Without meaning to, she playfully depicted a historical moment when, in the midst of the Cuban revolution, Fidel was seen by many as a savior. “Henri Cartier-Bresson was looking for the decisive moment. Agnès, the non-decisive moments. She was open to what was happening,” says João Fernandes, the commissioner.
The trip to Cuba was one of many Varda took on her own, balancing motherhood and education. “She saw a Cuba that no longer exists. There was hope for a new way of living. She was always in the right place, at the right time and could understand what was happening,” says Rosalie Varda, remembering her mother’s ability not to judge. From the Caribbean country, she brought her daughter a doll.
Another important stop: the United States, where the filmmaker rubbed shoulders with Andy Warhol, Jim Morrison and Catherine Deneuve. There she recorded one of her most famous documentaries, “The Black Panthers”, one of the rare video documentations of the American anti-racist group, also on display at the IMS and with behind-the-scenes photos on display.
With the advent of digital cameras, it became easier for Varda to film.

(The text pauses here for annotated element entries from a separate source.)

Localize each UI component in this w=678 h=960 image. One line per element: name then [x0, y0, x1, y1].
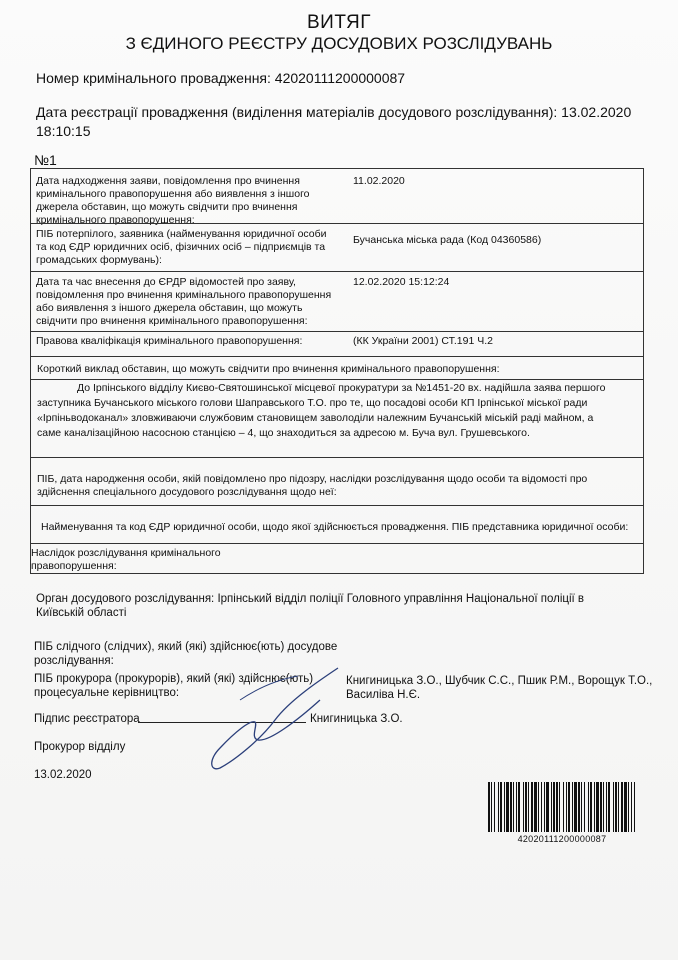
case-details-table: Дата надходження заяви, повідомлення про вчинення кримінального правопорушення або виявлення з іншого джерела обставин, що можуть свідчити про вчинення кримінального правопорушення: 11.02.2020 ПІБ потерпілого, заявника (найменування юридичної особи та код ЄДР юридичних осіб, фізичних осіб – підприємців та громадських формувань): Бучанська міська рада (Код 04360586) Дата та час внесення до ЄРДР відомостей про заяву, повідомлення про вчинення кримінального правопорушення або виявлення з іншого джерела обставин, що можуть свідчити про вчинення кримінального правопорушення: 12.02.2020 15:12:24 Правова кваліфікація кримінального правопорушення: (КК України 2001) СТ.191 Ч.2 Короткий виклад обставин, що можуть свідчити про вчинення кримінального правопорушення: До Ірпінського відділу Києво-Святошинської місцевої прокуратури за №1451-20 вх. надійшла заява першого заступника Бучанського міського голови Шаправського Т.О. про те, що посадові особи КП Ірпінської міської ради «Ірпіньводоканал» зловживаючи службовим становищем заволоділи належним Бучанській міській раді майном, а саме каналізаційною насосною станцією – 4, що знаходиться за адресою м. Буча вул. Грушевського. ПІБ, дата народження особи, якій повідомлено про підозру, наслідки розслідування щодо особи та відомості про здійснення спеціального досудового розслідування щодо неї: Найменування та код ЄДР юридичної особи, щодо якої здійснюється провадження. ПІБ представника юридичної особи: Наслідок розслідування кримінального правопорушення: — [30, 168, 644, 574]
investigator-label: ПІБ слідчого (слідчих), який (які) здійснює(ють) досудове розслідування: — [34, 641, 338, 667]
summary-text: До Ірпінського відділу Києво-Святошинської місцевої прокуратури за №1451-20 вх. надійшла заява першого заступника Бучанського міського голови Шаправського Т.О. про те, що посадові особи КП Ірпінської міської ради «Ірпіньводоканал» зловживаючи службовим становищем заволоділи належним Бучанській міській раді майном, а саме каналізаційною насосною станцією – 4, що знаходиться за адресою м. Буча вул. Грушевського. — [37, 382, 606, 439]
divider — [31, 457, 643, 458]
row-label: Правова кваліфікація кримінального правопорушення: — [36, 335, 303, 347]
divider — [31, 223, 643, 224]
document-subtitle: З ЄДИНОГО РЕЄСТРУ ДОСУДОВИХ РОЗСЛІДУВАНЬ — [125, 34, 553, 53]
document-date: 13.02.2020 — [34, 769, 92, 781]
row-label: Дата та час внесення до ЄРДР відомостей про заяву, повідомлення про вчинення кримінального правопорушення або виявлення з іншого джерела обставин, що можуть свідчити про вчинення кримінального правопорушення: — [36, 276, 332, 327]
prosecutor-label: ПІБ прокурора (прокурорів), який (які) здійснює(ють) процесуальне керівництво: — [34, 673, 314, 699]
registrar-name: Книгиницька З.О. — [310, 713, 403, 725]
suspect-heading: ПІБ, дата народження особи, якій повідомлено про підозру, наслідки розслідування щодо особи та відомості про здійснення спеціального досудового розслідування щодо неї: — [37, 473, 588, 498]
handwritten-signature — [180, 660, 360, 780]
case-number: Номер кримінального провадження: 42020111200000087 — [36, 70, 406, 86]
row-value: 12.02.2020 15:12:24 — [353, 276, 450, 288]
divider — [31, 543, 643, 544]
summary-heading: Короткий виклад обставин, що можуть свідчити про вчинення кримінального правопорушення: — [37, 363, 500, 375]
divider — [31, 331, 643, 332]
section-number: №1 — [34, 152, 57, 168]
divider — [31, 505, 643, 506]
row-label: Дата надходження заяви, повідомлення про вчинення кримінального правопорушення або виявлення з іншого джерела обставин, що можуть свідчити про вчинення кримінального правопорушення: — [36, 175, 310, 226]
divider — [31, 379, 643, 380]
registrar-label: Підпис реєстратора — [34, 713, 140, 725]
prosecutor-names: Книгиницька З.О., Шубчик С.С., Пшик Р.М., Ворощук Т.О., Василіва Н.Є. — [346, 675, 653, 701]
divider — [31, 356, 643, 357]
row-value: Бучанська міська рада (Код 04360586) — [353, 234, 542, 246]
document-title: ВИТЯГ — [306, 12, 372, 33]
investigation-body: Орган досудового розслідування: Ірпінський відділ поліції Головного управління Національної поліції в Київській області — [36, 593, 585, 619]
row-value: 11.02.2020 — [353, 175, 405, 187]
legal-entity-heading: Найменування та код ЄДР юридичної особи, щодо якої здійснюється провадження. ПІБ представника юридичної особи: — [41, 521, 629, 533]
registration-date: Дата реєстрації провадження (виділення матеріалів досудового розслідування): 13.02.2020 18:10:15 — [36, 104, 632, 139]
department-prosecutor: Прокурор відділу — [34, 741, 126, 753]
barcode-number: 42020111200000087 — [517, 834, 607, 844]
barcode-image — [486, 782, 638, 832]
divider — [31, 271, 643, 272]
row-value: (КК України 2001) СТ.191 Ч.2 — [353, 335, 493, 347]
row-label: ПІБ потерпілого, заявника (найменування юридичної особи та код ЄДР юридичних осіб, фізичних осіб – підприємців та громадських формувань): — [36, 228, 327, 266]
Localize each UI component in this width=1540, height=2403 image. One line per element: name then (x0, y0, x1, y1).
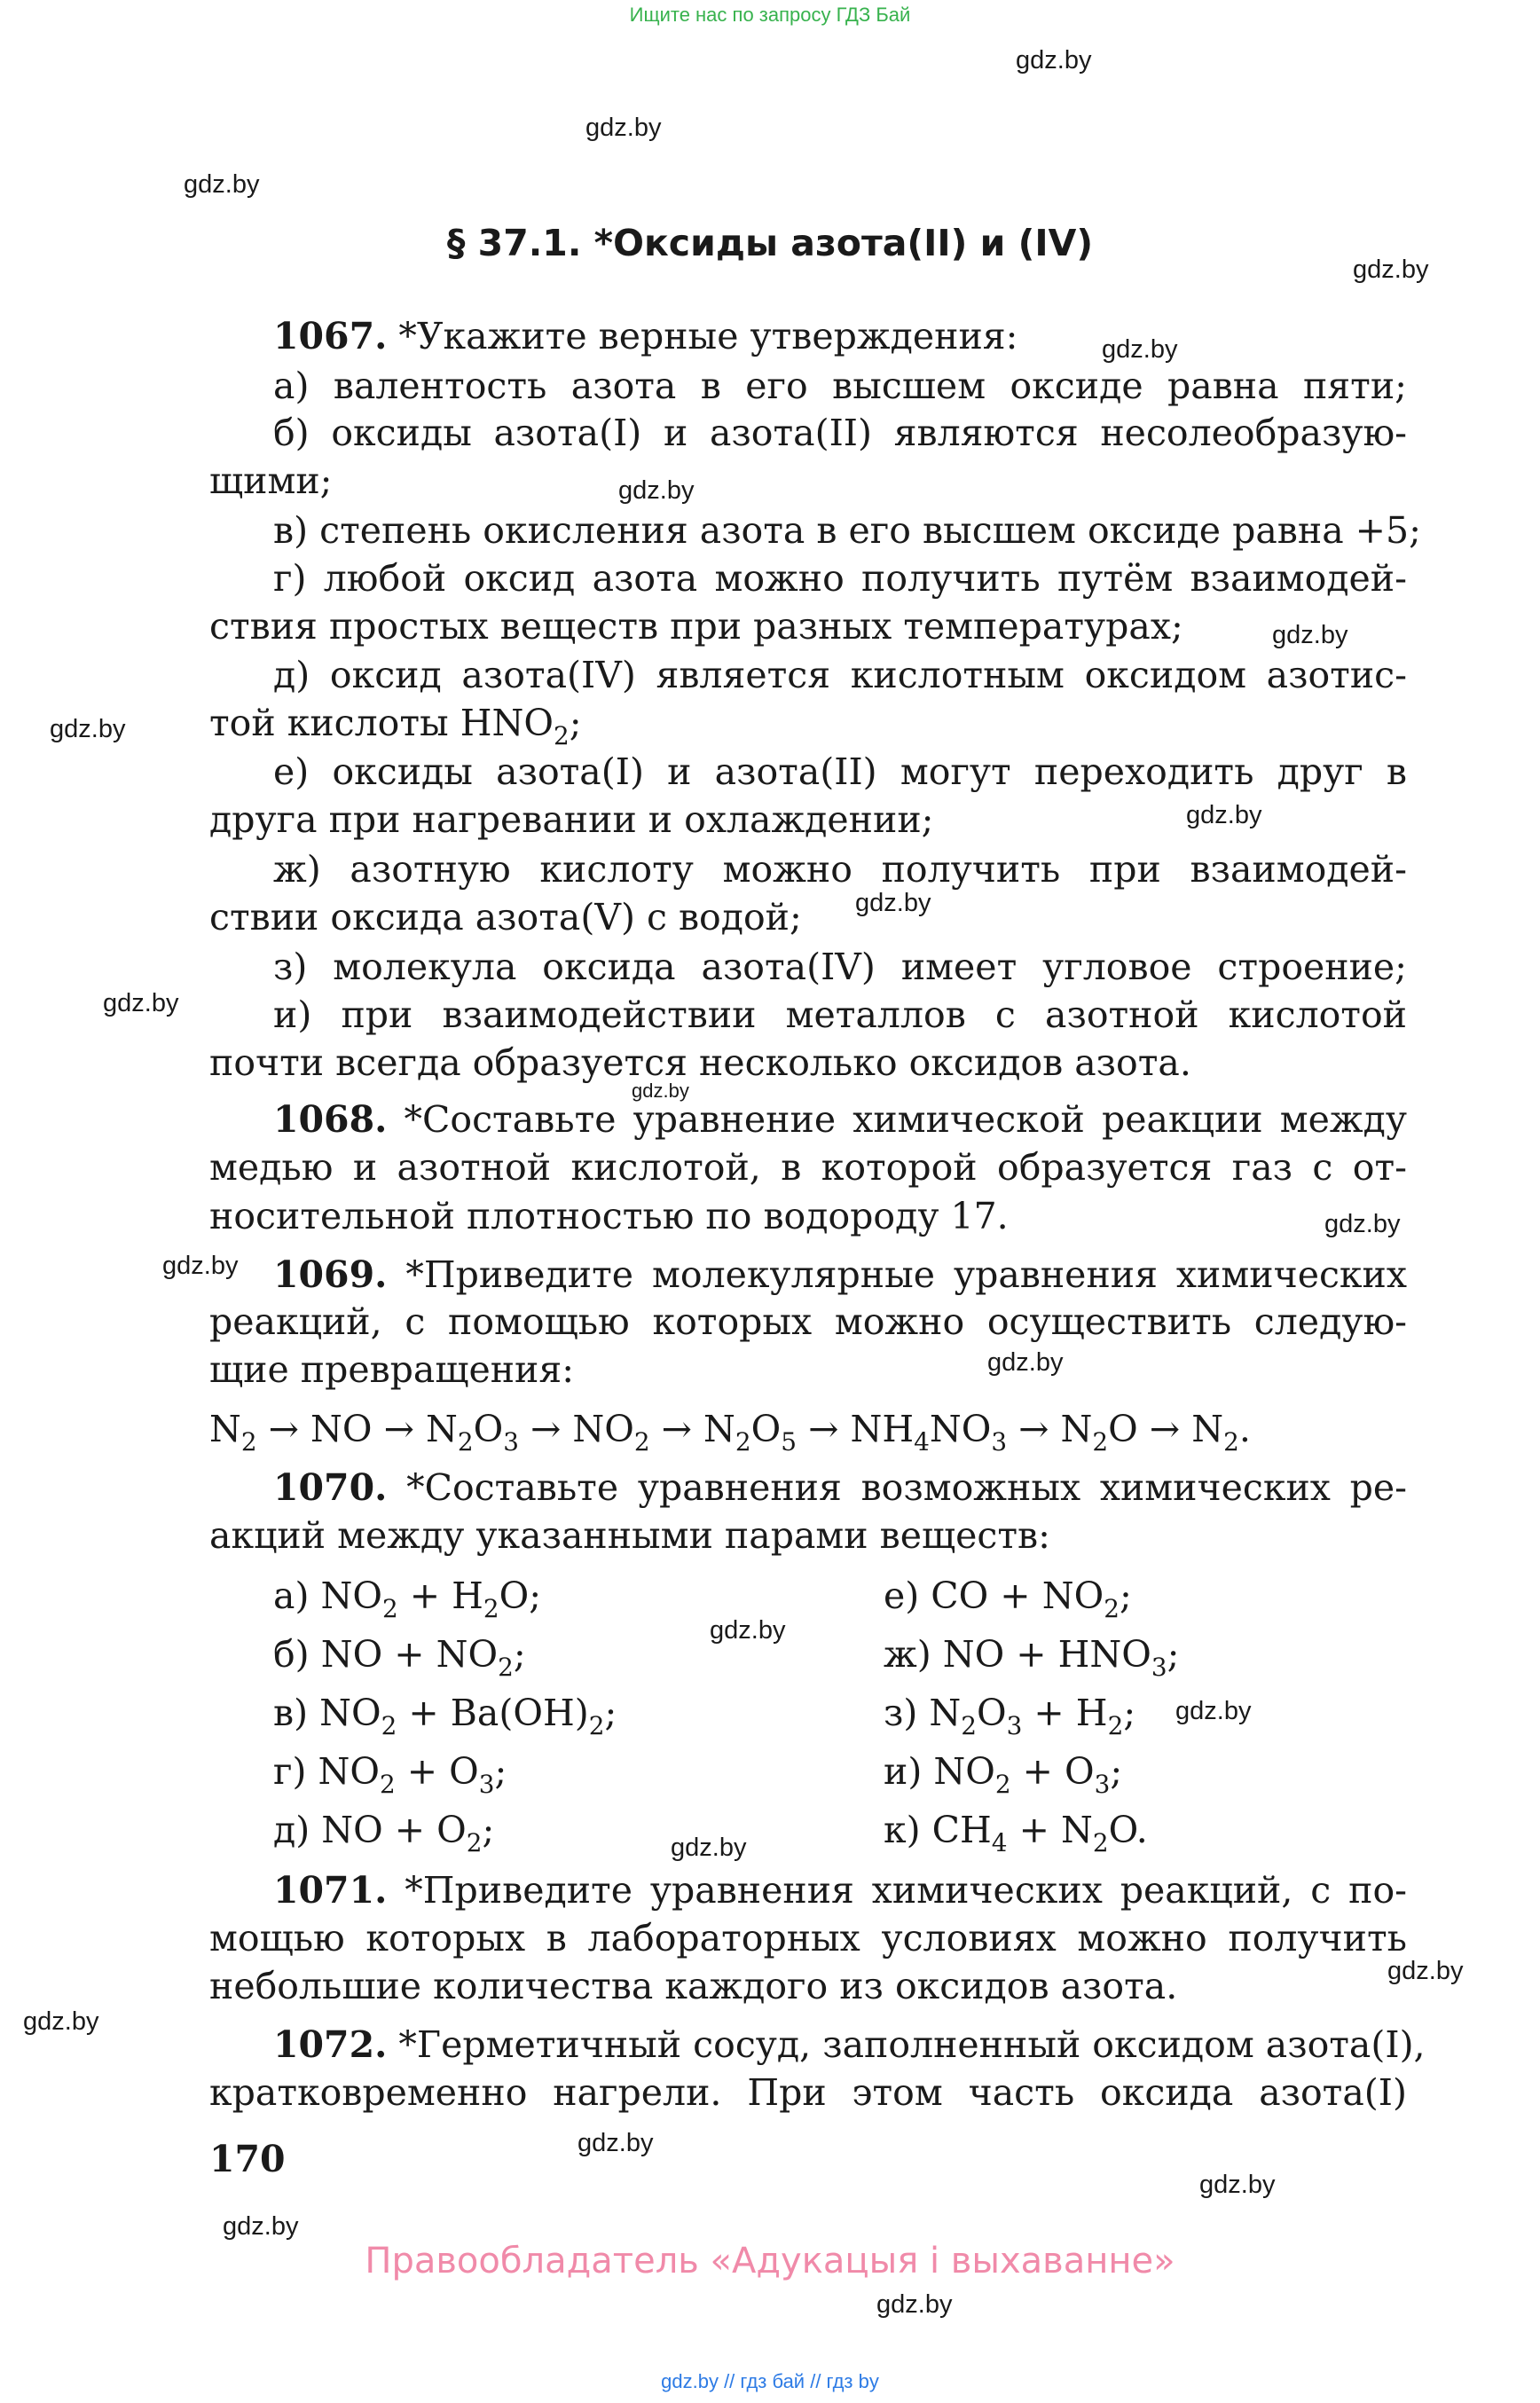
subscript: 4 (914, 1426, 930, 1457)
formula-text: O; (499, 1575, 542, 1617)
task-number: 1068. (273, 1098, 388, 1141)
statement-a: а) валентость азота в его высшем оксиде равна пяти; (273, 365, 1407, 407)
task-1069-line1 (273, 1251, 1407, 1299)
watermark: gdz.by (223, 2212, 299, 2241)
subscript: 2 (1104, 1593, 1120, 1623)
subscript: 2 (466, 1827, 483, 1857)
top-banner[interactable]: Ищите нас по запросу ГДЗ Бай (629, 4, 911, 26)
task-text: *Приведите молекулярные уравнения химических (387, 1253, 1407, 1296)
statement-b-line1: б) оксиды азота(I) и азота(II) являются несолеобразую- (273, 412, 1407, 454)
reaction-pair (884, 1806, 1148, 1857)
subscript: 2 (1107, 1710, 1124, 1740)
formula-text: и) NO (884, 1750, 995, 1793)
task-number: 1071. (273, 1869, 388, 1912)
reaction-pair (884, 1572, 1132, 1623)
watermark: gdz.by (710, 1616, 786, 1645)
reaction-pair (884, 1747, 1123, 1799)
subscript: 2 (588, 1710, 605, 1740)
subscript: 2 (1092, 1426, 1109, 1457)
formula-text: а) NO (273, 1575, 382, 1617)
formula-text: з) N (884, 1692, 962, 1734)
task-1068-line2: медью и азотной кислотой, в которой образуется газ с от- (209, 1146, 1407, 1189)
subscript: 3 (1094, 1769, 1111, 1799)
task-1069-line2: реакций, с помощью которых можно осуществить следую- (209, 1300, 1407, 1343)
formula-text: ; (482, 1809, 495, 1851)
subscript: 2 (240, 1426, 257, 1457)
task-text: *Составьте уравнение химической реакции между (387, 1098, 1407, 1141)
statement-g-line2: ствия простых веществ при разных температурах; (209, 605, 1183, 648)
subscript: 3 (1006, 1710, 1023, 1740)
formula-text: е) CO + NO (884, 1575, 1104, 1617)
formula-text: + H (397, 1575, 483, 1617)
statement-d-line1: д) оксид азота(IV) является кислотным оксидом азотис- (273, 654, 1407, 696)
task-1067-title (273, 312, 1018, 360)
watermark: gdz.by (1102, 335, 1178, 364)
task-text: *Укажите верные утверждения: (387, 315, 1018, 357)
formula-text: N (209, 1408, 241, 1450)
watermark: gdz.by (876, 2290, 953, 2319)
formula-text: г) NO (273, 1750, 380, 1793)
formula-text: . (1238, 1408, 1251, 1450)
subscript: 2 (553, 720, 570, 750)
formula-text: + Ba(OH) (397, 1692, 589, 1734)
subscript: 3 (991, 1426, 1008, 1457)
subscript: 2 (457, 1426, 474, 1457)
task-1070-line1 (273, 1464, 1407, 1512)
task-1070-line2: акций между указанными парами веществ: (209, 1514, 1050, 1557)
watermark: gdz.by (855, 889, 931, 917)
formula-text: + N (1007, 1809, 1093, 1851)
watermark: gdz.by (585, 114, 662, 142)
formula-text: ; (1110, 1750, 1123, 1793)
formula-text: → NO → N (256, 1408, 458, 1450)
watermark: gdz.by (184, 170, 260, 199)
watermark: gdz.by (1272, 621, 1348, 649)
statement-i-line1: и) при взаимодействии металлов с азотной кислотой (273, 993, 1407, 1036)
task-1071-line3: небольшие количества каждого из оксидов азота. (209, 1965, 1178, 2007)
subscript: 3 (503, 1426, 519, 1457)
subscript: 2 (381, 1710, 397, 1740)
task-1071-line1 (273, 1866, 1407, 1914)
subscript: 2 (381, 1593, 398, 1623)
task-text: *Приведите уравнения химических реакций, с по- (387, 1869, 1407, 1912)
task-text: *Герметичный сосуд, заполненный оксидом азота(I), (387, 2023, 1426, 2066)
reaction-pair (273, 1630, 526, 1682)
watermark: gdz.by (1175, 1697, 1252, 1725)
subscript: 3 (478, 1769, 495, 1799)
watermark: gdz.by (1353, 255, 1429, 284)
formula-text: ; (1119, 1575, 1132, 1617)
formula-text: O (750, 1408, 782, 1450)
formula-text: к) CH (884, 1809, 992, 1851)
task-1068-line3: носительной плотностью по водороду 17. (209, 1195, 1009, 1237)
reaction-pair (884, 1630, 1180, 1682)
task-text: *Составьте уравнения возможных химических ре- (387, 1466, 1407, 1509)
formula-text: + O (395, 1750, 479, 1793)
formula-text: в) NO (273, 1692, 381, 1734)
statement-d-line2 (209, 699, 582, 750)
formula-text: б) NO + NO (273, 1633, 499, 1676)
watermark: gdz.by (1199, 2171, 1276, 2199)
statement-v: в) степень окисления азота в его высшем оксиде равна +5; (273, 509, 1421, 552)
formula-text: ; (569, 702, 582, 744)
watermark: gdz.by (50, 715, 126, 743)
subscript: 2 (961, 1710, 978, 1740)
watermark: gdz.by (23, 2007, 99, 2036)
watermark: gdz.by (1016, 46, 1092, 75)
formula-text: → NO (518, 1408, 634, 1450)
copyright-notice: Правообладатель «Адукацыя і выхаванне» (365, 2241, 1175, 2281)
formula-text: той кислоты HNO (209, 702, 554, 744)
task-1071-line2: мощью которых в лабораторных условиях можно получить (209, 1917, 1407, 1959)
reaction-pair (273, 1572, 542, 1623)
statement-zh-line1: ж) азотную кислоту можно получить при взаимодей- (273, 848, 1407, 891)
formula-text: → N (649, 1408, 735, 1450)
formula-text: д) NO + O (273, 1809, 467, 1851)
reaction-pair (273, 1747, 507, 1799)
formula-text: + O (1010, 1750, 1095, 1793)
formula-text: ; (513, 1633, 526, 1676)
reaction-pair (273, 1689, 617, 1740)
statement-e-line1: е) оксиды азота(I) и азота(II) могут переходить друг в (273, 750, 1407, 793)
reaction-pair (273, 1806, 495, 1857)
formula-text: NO (929, 1408, 992, 1450)
task-1069-line3: щие превращения: (209, 1348, 575, 1391)
watermark: gdz.by (162, 1252, 239, 1280)
task-1068-line1 (273, 1095, 1407, 1143)
formula-text: O (977, 1692, 1007, 1734)
watermark: gdz.by (987, 1348, 1064, 1377)
formula-text: ; (604, 1692, 617, 1734)
subscript: 2 (735, 1426, 751, 1457)
task-number: 1067. (273, 315, 388, 357)
formula-text: O. (1108, 1809, 1148, 1851)
watermark: gdz.by (1324, 1210, 1401, 1238)
statement-b-line2: щими; (209, 459, 333, 502)
section-heading: § 37.1. *Оксиды азота(II) и (IV) (446, 222, 1094, 264)
page-number: 170 (209, 2138, 286, 2180)
watermark: gdz.by (671, 1834, 747, 1862)
formula-text: ; (1167, 1633, 1180, 1676)
watermark: gdz.by (103, 989, 179, 1017)
subscript: 2 (633, 1426, 650, 1457)
formula-text: O (473, 1408, 504, 1450)
subscript: 2 (1223, 1426, 1239, 1457)
formula-text: → N (1007, 1408, 1093, 1450)
statement-zh-line2: ствии оксида азота(V) с водой; (209, 896, 802, 938)
subscript: 2 (994, 1769, 1011, 1799)
task-number: 1070. (273, 1466, 388, 1509)
footer-links[interactable]: gdz.by // гдз бай // гдз by (661, 2370, 879, 2392)
task-1072-line2: кратковременно нагрели. При этом часть оксида азота(I) (209, 2071, 1407, 2114)
subscript: 2 (1092, 1827, 1109, 1857)
subscript: 4 (991, 1827, 1008, 1857)
task-number: 1072. (273, 2023, 388, 2066)
formula-text: ; (1123, 1692, 1136, 1734)
task-number: 1069. (273, 1253, 388, 1296)
statement-i-line2: почти всегда образуется несколько оксидов азота. (209, 1041, 1191, 1084)
watermark: gdz.by (578, 2129, 654, 2157)
subscript: 3 (1151, 1652, 1167, 1682)
watermark: gdz.by (1186, 801, 1262, 829)
watermark: gdz.by (1387, 1957, 1464, 1985)
conversion-chain (209, 1405, 1251, 1457)
watermark: gdz.by (632, 1080, 689, 1102)
statement-e-line2: друга при нагревании и охлаждении; (209, 798, 934, 841)
formula-text: + H (1022, 1692, 1108, 1734)
formula-text: ; (494, 1750, 507, 1793)
subscript: 5 (781, 1426, 798, 1457)
formula-text: ж) NO + HNO (884, 1633, 1151, 1676)
task-1072-line1 (273, 2021, 1426, 2069)
watermark: gdz.by (618, 476, 695, 505)
reaction-pair (884, 1689, 1136, 1740)
statement-z: з) молекула оксида азота(IV) имеет угловое строение; (273, 946, 1407, 988)
formula-text: O → N (1108, 1408, 1224, 1450)
formula-text: → NH (797, 1408, 915, 1450)
subscript: 2 (483, 1593, 499, 1623)
subscript: 2 (380, 1769, 396, 1799)
subscript: 2 (498, 1652, 514, 1682)
statement-g-line1: г) любой оксид азота можно получить путём взаимодей- (273, 557, 1407, 600)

She released “Os Catadores e Eu” in 2000, before diving back into her photographic archives and “Faces, Villages”. He also devoted his last years to visual arts and participated in the Venice Biennale in 2003 with the work “Patatutopia”, in which he analyzes food waste. She went to the event, considered the most important in the art world, dressed as a potato.
Even when he tackles serious subjects, his sense of humor disarms the viewer. “I remember that she saw beauty in everything, in every detail of life. In the restaurant, in a villa, on the ceiling, on the floor, on the table. She was a gymnast of the spirit,” says French artist JR in an audio message to the journalist. Famous for his installations with giant photographs, he accompanies Varda in “Faces, Villages”.
One of the memories that Rosalie Varda has of her mother is that, during walks or trips, she would stop without warning. “She would say ‘look, Rosalie’ and take her time to observe,” he says. “And time to watch is a luxury in our society, where everything is fast and we are always on our cell phones.